Key Areas of Alteration Revealed

A side-by-side review of the CTCs and the gazetted Acts confirms several critical and controversial changes. These are not minor edits but substantive shifts in policy and administration that were not part of the legislature's approved text.

In the Nigeria Tax Administration Act, Section 3 as passed by the National Assembly explicitly tasked the Nigeria Revenue Service with administering taxes on petroleum operations and Value Added Tax (VAT). These crucial items are absent from the gazetted version, raising questions about a deliberate narrowing of federal tax authority.

Section 29, governing financial disclosures, was significantly altered. The NASS version mandated annual returns with thresholds of N50 million for individuals and N250 million for corporate entities, alongside specific procedural safeguards. The gazetted Act imposes quarterly reporting, slashes thresholds to N25 million and N100 million respectively, and strips away key notice-based protections for taxpayers.

Perhaps the most glaring insertion is found in Sections 41(8) and 41(9), which are entirely absent from the House-passed CTC. The gazetted law introduces a requirement for taxpayers to deposit 20 per cent of a disputed tax amount before appealing to the High Court, a potentially prohibitive barrier to justice.

Furthermore, enforcement powers were expanded post-passage. While the legislative text in Sections 60 and 64 confined tax authorities to investigation and required court orders for certain actions, the gazetted version introduces arrest powers not authorised by lawmakers.

Erosion of Legislative Oversight and Accountability

The discrepancies extend beyond tax administration into governance and accountability. In the National Revenue Service (Establishment) Act, provisions mandating quarterly and annual reports to the National Assembly and empowering lawmakers to summon the Executive Chairman were removed from the gazetted version. Broader strategic reporting duties assigned to the Chairman in the NASS version were also excised.

Similar dilutions of legislative control appear in the Joint Revenue Board Act, where requirements for specific board authorisation were replaced with vague language, and defined funding sources were altered.

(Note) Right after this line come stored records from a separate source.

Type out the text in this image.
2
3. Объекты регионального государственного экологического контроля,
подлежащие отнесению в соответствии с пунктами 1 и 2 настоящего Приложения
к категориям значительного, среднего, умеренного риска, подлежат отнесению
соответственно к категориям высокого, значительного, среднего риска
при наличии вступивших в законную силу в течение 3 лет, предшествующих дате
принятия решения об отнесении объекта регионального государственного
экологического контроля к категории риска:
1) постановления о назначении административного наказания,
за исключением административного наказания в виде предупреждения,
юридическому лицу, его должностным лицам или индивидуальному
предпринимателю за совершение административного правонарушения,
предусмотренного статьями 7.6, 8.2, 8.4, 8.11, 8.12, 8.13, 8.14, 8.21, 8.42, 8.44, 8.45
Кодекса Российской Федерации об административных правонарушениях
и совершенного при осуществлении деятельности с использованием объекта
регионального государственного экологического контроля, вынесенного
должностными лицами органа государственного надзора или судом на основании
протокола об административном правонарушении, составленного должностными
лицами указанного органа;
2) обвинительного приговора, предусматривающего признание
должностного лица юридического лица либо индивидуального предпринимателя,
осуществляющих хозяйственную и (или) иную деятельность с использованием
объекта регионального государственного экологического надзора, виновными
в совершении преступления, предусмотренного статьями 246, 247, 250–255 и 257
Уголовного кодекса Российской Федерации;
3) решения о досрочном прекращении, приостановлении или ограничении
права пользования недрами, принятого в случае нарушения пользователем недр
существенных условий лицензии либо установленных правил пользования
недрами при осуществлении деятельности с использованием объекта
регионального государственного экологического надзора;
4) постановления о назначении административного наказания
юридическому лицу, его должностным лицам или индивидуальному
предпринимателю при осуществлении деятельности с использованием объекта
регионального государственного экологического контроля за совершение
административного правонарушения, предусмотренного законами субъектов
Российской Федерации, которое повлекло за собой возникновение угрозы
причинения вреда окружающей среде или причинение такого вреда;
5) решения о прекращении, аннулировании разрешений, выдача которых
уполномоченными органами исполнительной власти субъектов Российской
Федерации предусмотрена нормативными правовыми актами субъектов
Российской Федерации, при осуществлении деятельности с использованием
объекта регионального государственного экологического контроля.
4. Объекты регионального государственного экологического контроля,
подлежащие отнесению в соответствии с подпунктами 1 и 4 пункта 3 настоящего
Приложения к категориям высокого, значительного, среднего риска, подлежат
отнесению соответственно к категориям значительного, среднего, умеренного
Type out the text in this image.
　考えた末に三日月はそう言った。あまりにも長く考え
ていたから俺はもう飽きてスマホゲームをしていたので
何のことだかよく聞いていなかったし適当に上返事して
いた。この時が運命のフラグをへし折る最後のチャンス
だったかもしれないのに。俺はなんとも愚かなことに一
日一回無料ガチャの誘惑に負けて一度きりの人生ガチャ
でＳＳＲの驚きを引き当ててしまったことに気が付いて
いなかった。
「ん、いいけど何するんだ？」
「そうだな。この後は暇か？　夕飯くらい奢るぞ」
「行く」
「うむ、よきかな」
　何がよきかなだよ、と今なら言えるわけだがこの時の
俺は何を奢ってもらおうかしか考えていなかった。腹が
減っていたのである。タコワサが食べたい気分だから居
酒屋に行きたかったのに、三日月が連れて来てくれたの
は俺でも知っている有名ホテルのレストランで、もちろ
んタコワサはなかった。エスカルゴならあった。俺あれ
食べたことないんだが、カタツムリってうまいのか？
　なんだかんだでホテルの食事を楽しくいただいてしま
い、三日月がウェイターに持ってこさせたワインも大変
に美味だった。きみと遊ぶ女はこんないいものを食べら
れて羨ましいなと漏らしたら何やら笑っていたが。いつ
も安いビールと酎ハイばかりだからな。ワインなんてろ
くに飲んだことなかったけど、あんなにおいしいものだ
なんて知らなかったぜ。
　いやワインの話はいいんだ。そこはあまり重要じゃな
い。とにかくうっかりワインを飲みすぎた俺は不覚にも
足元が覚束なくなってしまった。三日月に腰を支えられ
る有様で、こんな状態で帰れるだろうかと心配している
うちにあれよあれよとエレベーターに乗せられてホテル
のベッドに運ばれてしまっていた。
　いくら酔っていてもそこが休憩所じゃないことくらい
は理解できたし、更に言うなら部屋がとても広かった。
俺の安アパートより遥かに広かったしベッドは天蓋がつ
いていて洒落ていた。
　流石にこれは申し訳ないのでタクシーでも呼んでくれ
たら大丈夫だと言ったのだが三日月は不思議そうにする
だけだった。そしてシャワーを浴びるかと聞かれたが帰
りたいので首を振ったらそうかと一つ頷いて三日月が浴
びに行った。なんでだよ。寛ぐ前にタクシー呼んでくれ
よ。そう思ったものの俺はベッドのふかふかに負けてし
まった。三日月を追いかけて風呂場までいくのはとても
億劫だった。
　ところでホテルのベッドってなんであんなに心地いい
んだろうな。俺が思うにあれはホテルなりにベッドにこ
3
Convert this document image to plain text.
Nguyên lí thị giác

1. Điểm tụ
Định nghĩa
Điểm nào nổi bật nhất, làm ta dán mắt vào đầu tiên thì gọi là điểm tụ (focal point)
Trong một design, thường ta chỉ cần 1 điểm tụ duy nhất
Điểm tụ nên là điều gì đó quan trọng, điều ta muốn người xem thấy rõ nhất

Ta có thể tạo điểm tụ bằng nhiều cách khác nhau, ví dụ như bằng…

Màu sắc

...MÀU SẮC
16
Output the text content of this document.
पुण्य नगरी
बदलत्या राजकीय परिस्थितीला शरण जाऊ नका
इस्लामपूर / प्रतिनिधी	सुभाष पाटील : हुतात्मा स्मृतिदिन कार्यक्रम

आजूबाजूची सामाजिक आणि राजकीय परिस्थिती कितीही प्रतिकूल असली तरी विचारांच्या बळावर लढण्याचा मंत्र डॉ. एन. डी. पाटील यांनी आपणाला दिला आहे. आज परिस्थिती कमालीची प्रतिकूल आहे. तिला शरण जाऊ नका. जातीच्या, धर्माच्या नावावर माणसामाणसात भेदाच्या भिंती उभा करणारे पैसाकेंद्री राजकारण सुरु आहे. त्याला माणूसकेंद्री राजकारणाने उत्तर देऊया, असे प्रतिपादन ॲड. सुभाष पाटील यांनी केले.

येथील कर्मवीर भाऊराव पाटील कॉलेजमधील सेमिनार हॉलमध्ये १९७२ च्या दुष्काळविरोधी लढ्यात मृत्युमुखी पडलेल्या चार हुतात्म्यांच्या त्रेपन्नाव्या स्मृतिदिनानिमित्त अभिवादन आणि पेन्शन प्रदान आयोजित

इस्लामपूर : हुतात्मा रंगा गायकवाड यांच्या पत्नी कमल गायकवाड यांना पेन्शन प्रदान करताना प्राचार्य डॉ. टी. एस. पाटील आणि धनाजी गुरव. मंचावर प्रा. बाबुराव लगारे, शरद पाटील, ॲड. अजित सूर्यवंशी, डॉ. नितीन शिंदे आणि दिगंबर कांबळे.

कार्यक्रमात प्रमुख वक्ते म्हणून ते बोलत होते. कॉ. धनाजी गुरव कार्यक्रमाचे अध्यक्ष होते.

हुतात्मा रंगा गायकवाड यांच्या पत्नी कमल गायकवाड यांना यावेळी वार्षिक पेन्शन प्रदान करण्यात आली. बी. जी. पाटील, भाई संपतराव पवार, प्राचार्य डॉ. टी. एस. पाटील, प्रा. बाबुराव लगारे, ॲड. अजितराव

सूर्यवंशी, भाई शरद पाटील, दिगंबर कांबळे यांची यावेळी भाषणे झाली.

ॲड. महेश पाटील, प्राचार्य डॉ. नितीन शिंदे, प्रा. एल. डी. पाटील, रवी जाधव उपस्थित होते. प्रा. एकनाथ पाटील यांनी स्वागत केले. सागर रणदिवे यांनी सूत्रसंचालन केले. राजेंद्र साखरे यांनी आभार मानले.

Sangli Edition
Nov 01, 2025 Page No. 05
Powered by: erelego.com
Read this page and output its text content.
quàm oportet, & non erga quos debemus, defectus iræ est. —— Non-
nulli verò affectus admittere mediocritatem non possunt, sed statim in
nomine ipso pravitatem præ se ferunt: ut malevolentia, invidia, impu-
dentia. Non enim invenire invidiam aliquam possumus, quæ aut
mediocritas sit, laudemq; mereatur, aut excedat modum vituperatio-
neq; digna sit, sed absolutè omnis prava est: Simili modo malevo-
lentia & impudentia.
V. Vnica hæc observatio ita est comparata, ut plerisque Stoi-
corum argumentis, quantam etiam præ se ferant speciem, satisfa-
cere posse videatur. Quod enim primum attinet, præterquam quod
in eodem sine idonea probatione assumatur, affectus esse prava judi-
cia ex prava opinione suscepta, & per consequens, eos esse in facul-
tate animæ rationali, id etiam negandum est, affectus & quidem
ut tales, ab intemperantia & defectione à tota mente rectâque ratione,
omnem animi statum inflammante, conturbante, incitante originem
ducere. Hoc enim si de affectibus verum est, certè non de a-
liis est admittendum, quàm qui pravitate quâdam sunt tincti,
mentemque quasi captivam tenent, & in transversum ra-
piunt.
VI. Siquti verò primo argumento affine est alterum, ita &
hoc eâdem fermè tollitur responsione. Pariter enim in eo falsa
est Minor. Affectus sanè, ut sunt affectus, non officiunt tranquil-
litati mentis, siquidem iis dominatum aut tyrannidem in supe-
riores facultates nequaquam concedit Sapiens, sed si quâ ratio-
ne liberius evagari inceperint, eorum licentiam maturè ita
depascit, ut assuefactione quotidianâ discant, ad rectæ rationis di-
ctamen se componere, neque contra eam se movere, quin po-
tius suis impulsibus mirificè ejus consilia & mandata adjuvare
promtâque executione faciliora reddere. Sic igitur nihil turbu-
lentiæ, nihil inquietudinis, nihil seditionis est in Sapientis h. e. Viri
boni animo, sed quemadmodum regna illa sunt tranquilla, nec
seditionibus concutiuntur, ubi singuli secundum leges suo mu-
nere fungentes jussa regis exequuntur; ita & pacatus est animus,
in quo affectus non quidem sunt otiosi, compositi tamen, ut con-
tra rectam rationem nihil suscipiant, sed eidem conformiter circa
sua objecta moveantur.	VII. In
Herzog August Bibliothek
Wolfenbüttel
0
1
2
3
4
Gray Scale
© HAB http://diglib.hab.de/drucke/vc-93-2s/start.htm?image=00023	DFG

Public Reaction and Democratic Concerns

The release of the CTCs has fueled accusations of executive overreach. Jamilu Charanchi, Coordinator of the Coalition of Northern Groups (CNG), told The Guardian that the controversy stems from a "deliberate policy choice by the presidency." He argued that President Tinubu is implementing a law fundamentally different from what the National Assembly approved and what Nigerians, through their representatives, agreed upon.

"That means President Tinubu is implementing something that is entirely different from what Nigeria agreed on," Charanchi stated, warning that such actions deepen public distrust and weaken democratic institutions. He urged the National Assembly to assert its constitutional role and ensure only the version it duly passed is implemented.

The certified documents now provide irrefutable documentary evidence, shifting the debate from allegation to confirmed divergence, and placing the onus on both the executive and legislature to address the integrity of the legislative process.